00:30 UTC: We migrate all the init scripts and configuration, then mount a recent backup. We have trouble getting the bcache volume to mount correctly as a regular ext4 filesystem. The key is recalling the superblock has moved 8kB forward. We mount a loopback device & start copying.

We also set up an sshfs tunnel to Testnet to migrate any missing scraper data. The engine team begins recovering tables.

~01:00 UTC: We destroy and remount the pool to work around EBS<->S3 prewarming issues. While the files copy, we begin implementing our new ZFS-based backup scheme and replicate minutely snapshots, as we work, to another instance. This becomes valuable several times as we verify data.

~02:00 UTC: The copy has finished and the zpool is ready to go. Bcache trashed blocks all over the disk, so the engine team begins recovering from backup. This is painstaking work, but between all the backups we had taken, we have all the data.

~03:00 UTC: The backfill is complete and we are verifying data. Everything looks good. We didn’t lose a single execution. Relief starts flooding through the room. We start talking timetables. We partition the local NVMe drive into a 2GB ZIL & 1.7TB L2ARC and attach it to the pool to get ready for production trading.

03:05 UTC: We bring the site back online, scheduling unsuspension at 03:45 UTC.  Our support team begins telling customers the new timeline. Chat comes back on.

03:45 UTC: The engine unsuspends and trading restarts. Fortunately, the Bitcoin price has barely moved over these four hours. We consider our place in the world.

 

Postmortem

While we prepared for this event, actually experiencing it was quite different.

Over the next two days, the team communicating constantly. We wrote lists of every thing that went wrong: where our alerting failed, where we could introduce additional checksumming, how we might stream trade data to another instance and increase the frequency of backups. We introduced more fine-grained alerts up and down the stack, and began testing them.
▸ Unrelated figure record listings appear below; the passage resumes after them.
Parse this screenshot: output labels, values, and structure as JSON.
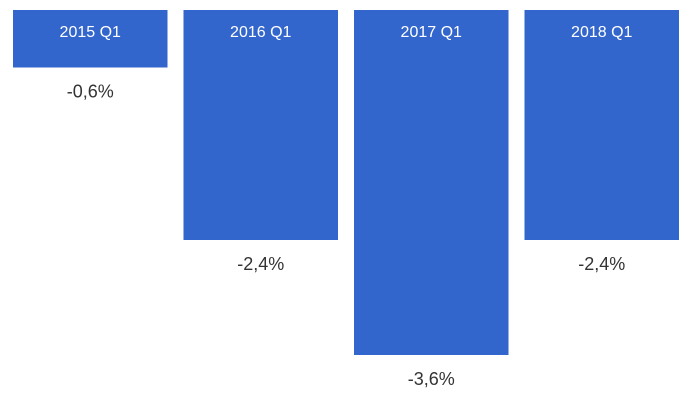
{
  "chart_data": {
    "type": "bar",
    "categories": [
      "2015 Q1",
      "2016 Q1",
      "2017 Q1",
      "2018 Q1"
    ],
    "values": [
      -0.6,
      -2.4,
      -3.6,
      -2.4
    ],
    "value_labels": [
      "-0,6%",
      "-2,4%",
      "-3,6%",
      "-2,4%"
    ],
    "title": "",
    "xlabel": "",
    "ylabel": "",
    "ylim": [
      -3.6,
      0
    ],
    "grid": false,
    "legend": "none",
    "colors": {
      "bar": "#3366cc",
      "category_text": "#ffffff",
      "value_text": "#333333"
    }
  }
}
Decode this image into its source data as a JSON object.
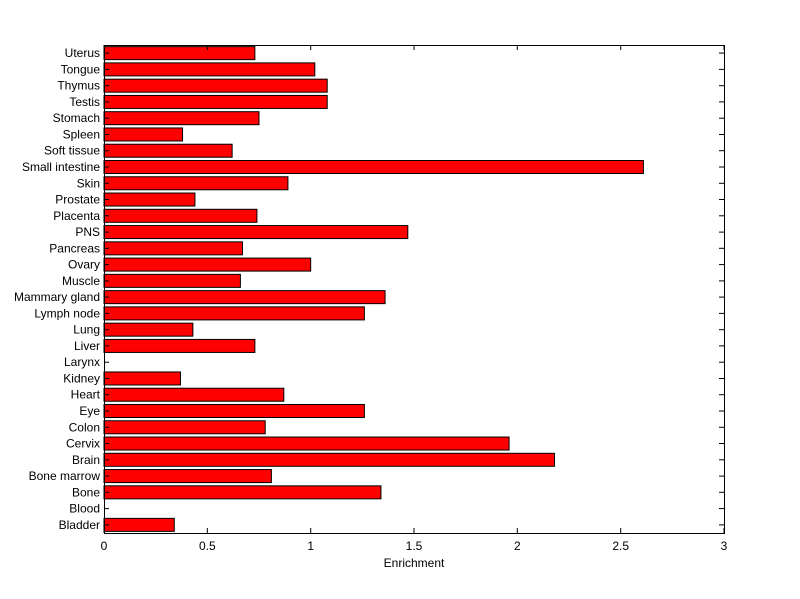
{
  "chart_data": {
    "type": "bar",
    "orientation": "horizontal",
    "title": "",
    "xlabel": "Enrichment",
    "ylabel": "",
    "xlim": [
      0,
      3
    ],
    "xticks": [
      0,
      0.5,
      1,
      1.5,
      2,
      2.5,
      3
    ],
    "xtick_labels": [
      "0",
      "0.5",
      "1",
      "1.5",
      "2",
      "2.5",
      "3"
    ],
    "grid": false,
    "legend": "none",
    "bar_color": "#ff0000",
    "edge_color": "#000000",
    "categories": [
      "Bladder",
      "Blood",
      "Bone",
      "Bone marrow",
      "Brain",
      "Cervix",
      "Colon",
      "Eye",
      "Heart",
      "Kidney",
      "Larynx",
      "Liver",
      "Lung",
      "Lymph node",
      "Mammary gland",
      "Muscle",
      "Ovary",
      "Pancreas",
      "PNS",
      "Placenta",
      "Prostate",
      "Skin",
      "Small intestine",
      "Soft tissue",
      "Spleen",
      "Stomach",
      "Testis",
      "Thymus",
      "Tongue",
      "Uterus"
    ],
    "values": [
      0.34,
      0,
      1.34,
      0.81,
      2.18,
      1.96,
      0.78,
      1.26,
      0.87,
      0.37,
      0,
      0.73,
      0.43,
      1.26,
      1.36,
      0.66,
      1.0,
      0.67,
      1.47,
      0.74,
      0.44,
      0.89,
      2.61,
      0.62,
      0.38,
      0.75,
      1.08,
      1.08,
      1.02,
      0.73
    ]
  }
}
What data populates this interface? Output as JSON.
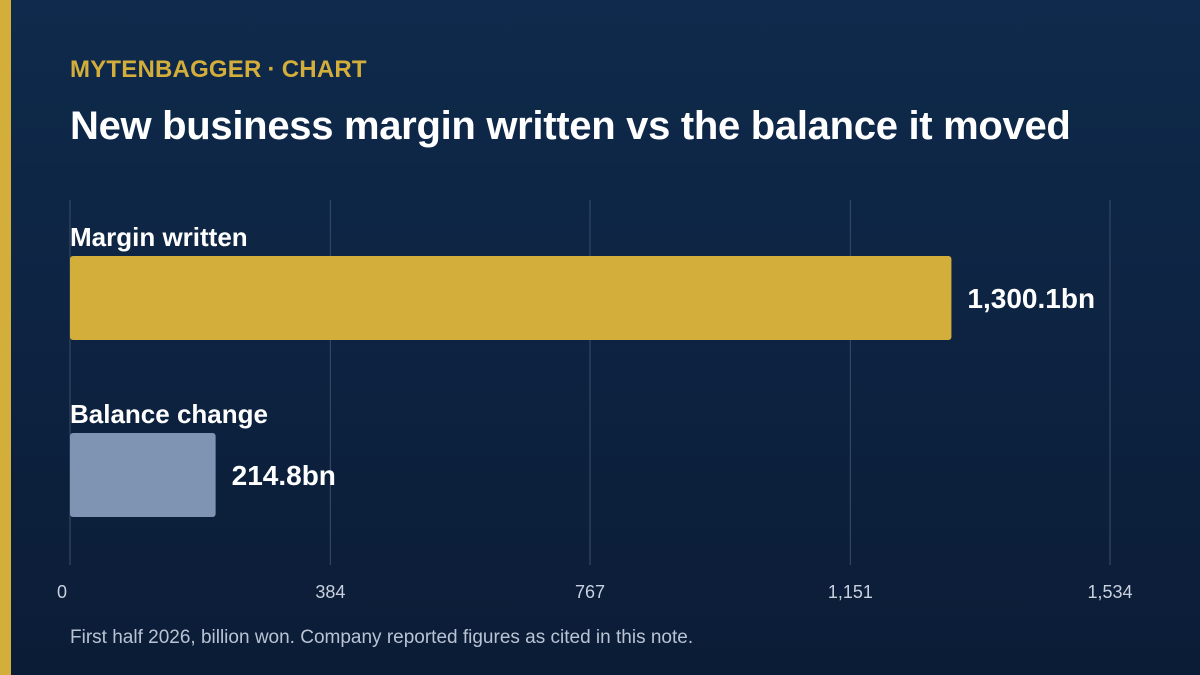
{
  "header": {
    "brand": "MYTENBAGGER",
    "separator": "·",
    "section": "CHART",
    "title": "New business margin written vs the balance it moved"
  },
  "footnote": "First half 2026, billion won. Company reported figures as cited in this note.",
  "colors": {
    "accent": "#d4ae3a",
    "background_top": "#0f2a4c",
    "background_bottom": "#0b1c36",
    "bar_primary": "#d4ae3a",
    "bar_secondary": "#7f93b2",
    "gridline": "#3a4d6a",
    "text": "#ffffff",
    "tick_text": "#c9d1de"
  },
  "chart_data": {
    "type": "bar",
    "orientation": "horizontal",
    "title": "New business margin written vs the balance it moved",
    "categories": [
      "Margin written",
      "Balance change"
    ],
    "values": [
      1300.1,
      214.8
    ],
    "value_labels": [
      "1,300.1bn",
      "214.8bn"
    ],
    "bar_colors": [
      "#d4ae3a",
      "#7f93b2"
    ],
    "xlim": [
      0,
      1534
    ],
    "xticks": [
      0,
      384,
      767,
      1151,
      1534
    ],
    "xtick_labels": [
      "0",
      "384",
      "767",
      "1,151",
      "1,534"
    ],
    "xlabel": "",
    "ylabel": "",
    "grid": true,
    "legend": "none"
  }
}
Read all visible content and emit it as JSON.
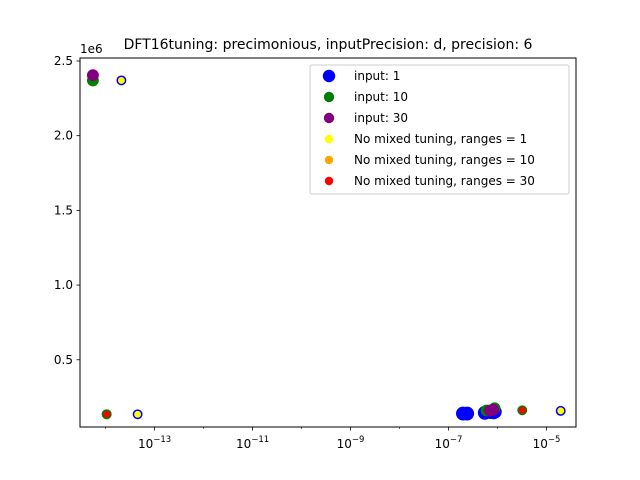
{
  "chart_data": {
    "type": "scatter",
    "title": "DFT16tuning: precimonious, inputPrecision: d, precision: 6",
    "xlabel": "",
    "ylabel": "",
    "x_scale": "log",
    "xlim": [
      3e-15,
      4e-05
    ],
    "ylim": [
      50000,
      2520000
    ],
    "y_offset_label": "1e6",
    "x_ticks": [
      {
        "value": 1e-13,
        "base": "10",
        "exp": "−13"
      },
      {
        "value": 1e-11,
        "base": "10",
        "exp": "−11"
      },
      {
        "value": 1e-09,
        "base": "10",
        "exp": "−9"
      },
      {
        "value": 1e-07,
        "base": "10",
        "exp": "−7"
      },
      {
        "value": 1e-05,
        "base": "10",
        "exp": "−5"
      }
    ],
    "y_ticks": [
      {
        "value": 500000,
        "label": "0.5"
      },
      {
        "value": 1000000,
        "label": "1.0"
      },
      {
        "value": 1500000,
        "label": "1.5"
      },
      {
        "value": 2000000,
        "label": "2.0"
      },
      {
        "value": 2500000,
        "label": "2.5"
      }
    ],
    "grid": false,
    "legend_position": "top-right",
    "series": [
      {
        "name": "input: 1",
        "color": "#0000ff",
        "edge": "#0000ff",
        "size": "large",
        "points": [
          [
            1.97e-07,
            140000
          ],
          [
            2.4e-07,
            140000
          ],
          [
            5.5e-07,
            145000
          ],
          [
            7.2e-07,
            150000
          ],
          [
            8.3e-07,
            148000
          ],
          [
            8.8e-07,
            152000
          ]
        ]
      },
      {
        "name": "input: 10",
        "color": "#008000",
        "edge": "#008000",
        "size": "medium",
        "points": [
          [
            5.5e-15,
            2370000
          ],
          [
            8.7e-07,
            175000
          ],
          [
            6e-07,
            160000
          ]
        ]
      },
      {
        "name": "input: 30",
        "color": "#800080",
        "edge": "#800080",
        "size": "medium",
        "points": [
          [
            5.5e-15,
            2405000
          ],
          [
            7e-07,
            160000
          ],
          [
            8.2e-07,
            165000
          ]
        ]
      },
      {
        "name": "No mixed tuning, ranges = 1",
        "color": "#ffff00",
        "edge": "#0000ff",
        "size": "small",
        "points": [
          [
            2.1e-14,
            2370000
          ],
          [
            4.5e-14,
            135000
          ],
          [
            1.95e-05,
            158000
          ]
        ]
      },
      {
        "name": "No mixed tuning, ranges = 10",
        "color": "#ffa500",
        "edge": "#008000",
        "size": "small",
        "points": [
          [
            1.05e-14,
            135000
          ]
        ]
      },
      {
        "name": "No mixed tuning, ranges = 30",
        "color": "#ff0000",
        "edge": "#008000",
        "size": "small",
        "points": [
          [
            1.05e-14,
            135000
          ],
          [
            3.2e-06,
            162000
          ]
        ]
      }
    ]
  }
}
To us, this particular episode is an example of an “unknown unknown”. Modern-day stacks are too large, too complicated, for any single person to fully understand every single aspect. We had tested this migration, but we had failed to adequately replicate the exact scenario. The best game to play is constant defense:

  1. Don’t touch production.
  2. Really, don’t touch production.
  3. Treat in-service instances as immutable: clone, modify, test, switch.

As we scale over the coming months, we will be implementing more systems toward this end, toward the eventual goal of having an infrastructure resilient to even multiple-node failures. We want to deploy a Simian Army.

Already, we are making improvements:

  • Moving to ZFS itself was a long-planned and significant step that affords us significantly improved data consistency guarantees, much more frequent snapshotting, and better performance.
  • We are developing automated tools to re-check data integrity at intervals (outside of our existing checks + ZFS checksumming), and to identify problems sooner.
  • We have reviewed every aspect of our alerting system, reworking several gaps in our coverage and implementing many more fail-safes.
  • We have greatly expanded the number of jobs covered under Dead Man’s Snitch, a service that has proven invaluable over the last few years.
  • We have implemented additional backup destinations and re-tested. We are frequently replicating data across continents and three cloud providers.
  • We continue to implement new techniques for increasing the repeatability of our architecture, so that major pieces can be torn down and rebuilt at-will without significant developer knowledge.

Thanks to our great customers for being understanding while we were down, and for continuing to support us.